Now of course I’m viewing things from the outside, as an independent curator and social entreprenuer, not a librarian or OA evangelist. But it seems to me that burying your Phd thesis deep in a repository cattle-car — seemingly with only a few keywords, an ugly template and an impenetrable URL for company — isn’t serving it or the author very well. Especially in terms of metadata and tagging leading to full-text search discovery. As the authors of “Experiences in Deploying Metadata Analysis Tools for Institutional Repositories” recently wrote in Cataloging & Classification Quarterly (No. 3/4, 2009)…
“Current institutional repository software provides few tools to help metadata librarians understand and analyse their collections.”

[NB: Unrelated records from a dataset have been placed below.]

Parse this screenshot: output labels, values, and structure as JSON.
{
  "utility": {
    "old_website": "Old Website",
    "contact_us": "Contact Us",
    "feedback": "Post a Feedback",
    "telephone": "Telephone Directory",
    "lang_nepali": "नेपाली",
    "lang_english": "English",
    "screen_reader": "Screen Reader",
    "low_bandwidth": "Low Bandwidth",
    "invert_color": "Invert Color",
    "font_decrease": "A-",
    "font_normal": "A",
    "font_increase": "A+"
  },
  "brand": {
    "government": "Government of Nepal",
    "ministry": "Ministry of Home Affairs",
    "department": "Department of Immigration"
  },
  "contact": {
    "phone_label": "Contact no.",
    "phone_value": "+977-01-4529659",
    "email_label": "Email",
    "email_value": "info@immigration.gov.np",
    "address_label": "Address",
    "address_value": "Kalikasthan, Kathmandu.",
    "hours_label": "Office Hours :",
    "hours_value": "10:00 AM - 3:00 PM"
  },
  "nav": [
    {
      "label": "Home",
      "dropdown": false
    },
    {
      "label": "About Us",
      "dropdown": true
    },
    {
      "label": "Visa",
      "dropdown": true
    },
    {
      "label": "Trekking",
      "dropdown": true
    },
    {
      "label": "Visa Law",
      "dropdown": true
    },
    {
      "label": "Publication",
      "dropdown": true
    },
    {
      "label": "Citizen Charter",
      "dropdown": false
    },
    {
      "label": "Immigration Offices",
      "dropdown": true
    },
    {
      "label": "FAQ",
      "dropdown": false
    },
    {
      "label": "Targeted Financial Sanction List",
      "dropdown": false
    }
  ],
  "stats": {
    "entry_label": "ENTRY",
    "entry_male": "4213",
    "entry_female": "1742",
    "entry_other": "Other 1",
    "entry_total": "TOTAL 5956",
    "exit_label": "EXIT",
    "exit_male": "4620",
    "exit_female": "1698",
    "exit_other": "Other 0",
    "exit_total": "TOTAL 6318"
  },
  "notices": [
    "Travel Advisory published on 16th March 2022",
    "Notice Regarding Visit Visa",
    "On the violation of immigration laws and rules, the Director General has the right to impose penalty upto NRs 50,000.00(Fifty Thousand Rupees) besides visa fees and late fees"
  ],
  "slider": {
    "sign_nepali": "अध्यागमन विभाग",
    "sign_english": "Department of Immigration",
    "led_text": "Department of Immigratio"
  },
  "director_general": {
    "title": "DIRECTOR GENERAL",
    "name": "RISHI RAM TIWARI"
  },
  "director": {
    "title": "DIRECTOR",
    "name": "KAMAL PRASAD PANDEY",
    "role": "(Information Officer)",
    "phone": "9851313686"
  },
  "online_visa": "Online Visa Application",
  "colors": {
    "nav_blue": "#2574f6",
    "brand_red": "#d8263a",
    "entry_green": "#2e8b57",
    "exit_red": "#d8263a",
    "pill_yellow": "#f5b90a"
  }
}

DH: Which doesn’t bode well for search-engines aiming to hook into and sort the same metadata. That sort of statement might have been acceptable in 1999, but it’s a damning statement to hear from librarians in 2009. And another paper in the same issue concludes that there is…
“a pressing need for the building of a common data model that is interoperable across digital repositories”.
And he goes on to give a simple idea for making metadata exposed.
Pingback: Four new titles « Jurn blog
I recommend taking a look at BASE. It is based (excuse the pun) on OAI-PMH and uses FAST S&T technology, but don’t let that put you off you 😉
On the other hand, I totally agree that authors do themselves a disservice hiding things away in unlinked institutional archives.
The alternative at the moment seems to be publishing work on a personal website connected to your institution (which should lend it credibility enough to be included in Google Scholar). Of course, adding some sort of standardized metadata to this would make it easier to find in search engines. I have long been a bit of a fancier of Adobe’s XMP in this respect. Given your opinion of PDFs, I hasten to add that XMP can be embedded in anything, including HTML files 😀
On a similar Semantic Web note: perhaps a Linked Data approach to institutional archives will help matters. I suspect that publishing metadata from traditional archives as linked data is more likely to happen than a sudden change in direction for institutional archives.
(Please note, I am not affiliated with any of the companies mentioned above, though I do work for NTNU, the university from which Fast S&T sprang.)